Front Page: NCSC-FI
Front Page: NCSC-FI
Go to Search

Information exchange practices for cooperation groups

Making sure that information is distributed and processed in the appropriate way is a precondition for functional cooperation and network-based activities. Rules have been developed to enable the distributors of information to indicate how it should be processed and disseminated further.

The Traffic Light Protocol (TLP) classification system and the Chatham House Rule discussed on this page are rules based on voluntary participation, with the aim of encouraging open information exchange. They are commonly used by a range of Finnish and international groups.

The Chatham House Rule governs information exchange in the context of meetings and briefings, whereas the Traffic Light Protocol system relates to the exchange of documents and information in a more general sense. All those who take part in the processing of information must take care to ensure that the rules are observed. Furthermore, the recipient of the information must obtain the consent of its originator in order to carry out more extensive processing of the information.

The classifications are not legally binding, and are instead based on mutual trust among people and organisations. The activities of public authorities are governed by the Act on the Openness of Government Activities (621/1999).

Chatham House Rule

The Chatham House Rule is based on the principle that meetings held under it allow participants to use the information discussed, but they cannot reveal who made any comment, their affiliation, or the identities of other participants. The rule is intended to encourage openness and information exchange by giving participants a guarantee that the source of comments will not become known. It is always advisable to remind participants of relevant principles related to information exchange at the beginning of meetings.

Traffic Light Protocol

The TLP may be used in the context of meetings as well as other channels of information exchange and communications. While the TLP has been interpreted in a number of different ways, it is fundamentally important that the recipients of information understand the relevant conditions related to its processing and act accordingly. Several definitions exist as regards the processing of information classified as TLP:AMBER in particular. The Finnish Transport and Communications Agency follows the definition of the Forum of Incident Response and Security Teams (FIRST Standards Definitions and Usage Guidance — Version 1.0). The classification system is used by a number of national and international cybersecurity groups in which the Finnish Transport and Communications Agency takes part.

When classifying information according to the TLP, it is advisable to avoid selecting an unnecessarily strict designation, as doing so limits the ways in which the information may be used and thus decreases the utility of information exchange. In case of doubt, the originator of the information should be contacted for clarification before distributing the information further. Recipients should consider access to information designated TLP:RED, TLP:AMBER or TLP:GREEN a privilege.

According to the FIRST definition, there are four designations:

1. TLP:RED — Not for disclosure, restricted to participants only

Information with this designation should only be distributed directly and in person to the recipient. The recipient may not disseminate the information further even within the group or the organisation with which he or she is affiliated. “For your eyes only.”

2. TLP:AMBER — Limited disclosure, restricted to participants’ organisations 

Information may be disseminated to other members of the group, within the organisation with which the recipient is affiliated, and to persons affiliated with the organisations’ stakeholders who need to know the information in order to take necessary action. The originator of the information is at liberty to specify additional limitations or freedoms with regard to the processing of the information. “Personalised need to know.”

3. TLP:GREEN — Limited disclosure, restricted to the community

The information may be disseminated freely within the recipient’s organisation and distributed to partner organisations or relevant communities or sectors.

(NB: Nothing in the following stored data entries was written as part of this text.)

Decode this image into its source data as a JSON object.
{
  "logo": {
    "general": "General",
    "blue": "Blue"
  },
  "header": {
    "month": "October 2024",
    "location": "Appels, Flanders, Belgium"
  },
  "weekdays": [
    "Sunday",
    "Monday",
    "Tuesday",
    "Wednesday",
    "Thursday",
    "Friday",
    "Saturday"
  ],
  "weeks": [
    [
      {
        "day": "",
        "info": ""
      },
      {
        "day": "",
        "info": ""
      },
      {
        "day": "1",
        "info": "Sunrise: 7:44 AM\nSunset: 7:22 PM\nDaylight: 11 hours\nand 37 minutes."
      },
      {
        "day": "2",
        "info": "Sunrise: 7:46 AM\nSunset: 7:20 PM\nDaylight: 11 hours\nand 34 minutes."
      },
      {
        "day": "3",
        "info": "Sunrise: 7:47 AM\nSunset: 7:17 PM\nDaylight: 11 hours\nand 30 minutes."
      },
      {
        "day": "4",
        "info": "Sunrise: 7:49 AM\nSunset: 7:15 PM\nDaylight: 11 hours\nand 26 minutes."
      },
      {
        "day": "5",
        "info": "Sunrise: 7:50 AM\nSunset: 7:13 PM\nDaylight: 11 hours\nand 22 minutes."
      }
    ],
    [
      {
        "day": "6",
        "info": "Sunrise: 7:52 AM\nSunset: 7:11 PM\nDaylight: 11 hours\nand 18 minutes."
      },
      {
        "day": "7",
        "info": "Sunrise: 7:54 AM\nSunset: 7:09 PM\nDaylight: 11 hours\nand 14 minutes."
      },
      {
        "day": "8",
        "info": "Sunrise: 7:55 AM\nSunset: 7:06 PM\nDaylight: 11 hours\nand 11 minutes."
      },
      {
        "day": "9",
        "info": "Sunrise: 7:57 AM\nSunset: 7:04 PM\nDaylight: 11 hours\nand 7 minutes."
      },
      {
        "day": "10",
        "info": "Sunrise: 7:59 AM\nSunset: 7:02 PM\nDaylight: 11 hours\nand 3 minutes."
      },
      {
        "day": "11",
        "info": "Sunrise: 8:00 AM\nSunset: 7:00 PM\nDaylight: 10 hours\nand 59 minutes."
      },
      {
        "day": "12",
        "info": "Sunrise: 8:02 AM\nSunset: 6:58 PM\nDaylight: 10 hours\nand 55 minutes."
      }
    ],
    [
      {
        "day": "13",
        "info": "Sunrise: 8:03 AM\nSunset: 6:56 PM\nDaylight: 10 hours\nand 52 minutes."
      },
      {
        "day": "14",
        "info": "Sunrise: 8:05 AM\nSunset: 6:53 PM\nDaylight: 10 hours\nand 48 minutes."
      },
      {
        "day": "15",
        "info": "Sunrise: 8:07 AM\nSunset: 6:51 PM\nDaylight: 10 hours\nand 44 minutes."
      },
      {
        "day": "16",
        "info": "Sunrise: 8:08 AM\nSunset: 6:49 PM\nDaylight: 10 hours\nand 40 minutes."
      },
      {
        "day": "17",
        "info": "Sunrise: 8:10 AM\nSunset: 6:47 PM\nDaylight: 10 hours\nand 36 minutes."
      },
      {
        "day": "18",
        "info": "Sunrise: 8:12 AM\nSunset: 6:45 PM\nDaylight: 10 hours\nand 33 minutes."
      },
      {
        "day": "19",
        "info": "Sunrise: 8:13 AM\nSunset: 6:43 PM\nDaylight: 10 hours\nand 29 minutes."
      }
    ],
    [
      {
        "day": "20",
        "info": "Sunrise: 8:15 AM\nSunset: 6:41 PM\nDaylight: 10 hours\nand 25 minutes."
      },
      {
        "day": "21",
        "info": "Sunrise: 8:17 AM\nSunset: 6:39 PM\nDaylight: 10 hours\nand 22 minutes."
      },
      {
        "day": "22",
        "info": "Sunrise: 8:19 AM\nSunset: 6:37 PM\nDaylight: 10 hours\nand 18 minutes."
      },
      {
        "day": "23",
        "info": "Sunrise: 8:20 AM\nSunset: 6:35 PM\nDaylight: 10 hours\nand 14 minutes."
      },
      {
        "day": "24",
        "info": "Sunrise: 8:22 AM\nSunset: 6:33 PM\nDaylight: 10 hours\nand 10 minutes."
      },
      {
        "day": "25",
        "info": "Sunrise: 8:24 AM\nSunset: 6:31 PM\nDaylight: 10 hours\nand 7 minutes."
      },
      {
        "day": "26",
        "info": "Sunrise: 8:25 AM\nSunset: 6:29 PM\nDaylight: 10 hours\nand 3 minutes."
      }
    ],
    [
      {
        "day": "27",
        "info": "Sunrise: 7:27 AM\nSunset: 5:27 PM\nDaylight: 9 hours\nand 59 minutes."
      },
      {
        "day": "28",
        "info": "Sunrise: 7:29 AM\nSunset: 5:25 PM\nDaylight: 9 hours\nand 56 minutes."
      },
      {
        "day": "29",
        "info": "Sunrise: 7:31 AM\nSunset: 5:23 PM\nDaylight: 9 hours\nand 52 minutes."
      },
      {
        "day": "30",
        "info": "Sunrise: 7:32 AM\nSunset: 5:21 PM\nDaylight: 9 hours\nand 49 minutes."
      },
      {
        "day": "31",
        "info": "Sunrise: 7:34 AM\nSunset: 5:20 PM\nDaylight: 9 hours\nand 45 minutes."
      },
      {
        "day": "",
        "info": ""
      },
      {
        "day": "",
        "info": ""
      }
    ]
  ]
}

The information may also be shared freely with other members of the information exchange group. However, it may not be published on the internet, for example. “Good to know.”

4. TLP:WHITE — Disclosure is not limited

The information may be disseminated freely while taking into account the possible restrictions specified in applicable legislation. Such restrictions may arise from copyright law, for example. Information designated TLP:WHITE is typically already publicly available.

TLP-designated documents should indicate the TLP colour of the information at the top of the document, e.g. "TLP:GREEN". If the information in a single document spans multiple designations, the applicable TLP colour should be indicated before each paragraph or section.

Example: The strictest designation this example contains is TLP:AMBER. TLP:GREEN: Information for dissemination within the information security community on a “good to know” basis. TLP:AMBER: Sensitive information whose distribution must be restricted to persons relevant in the context of defending against the information security threat in question.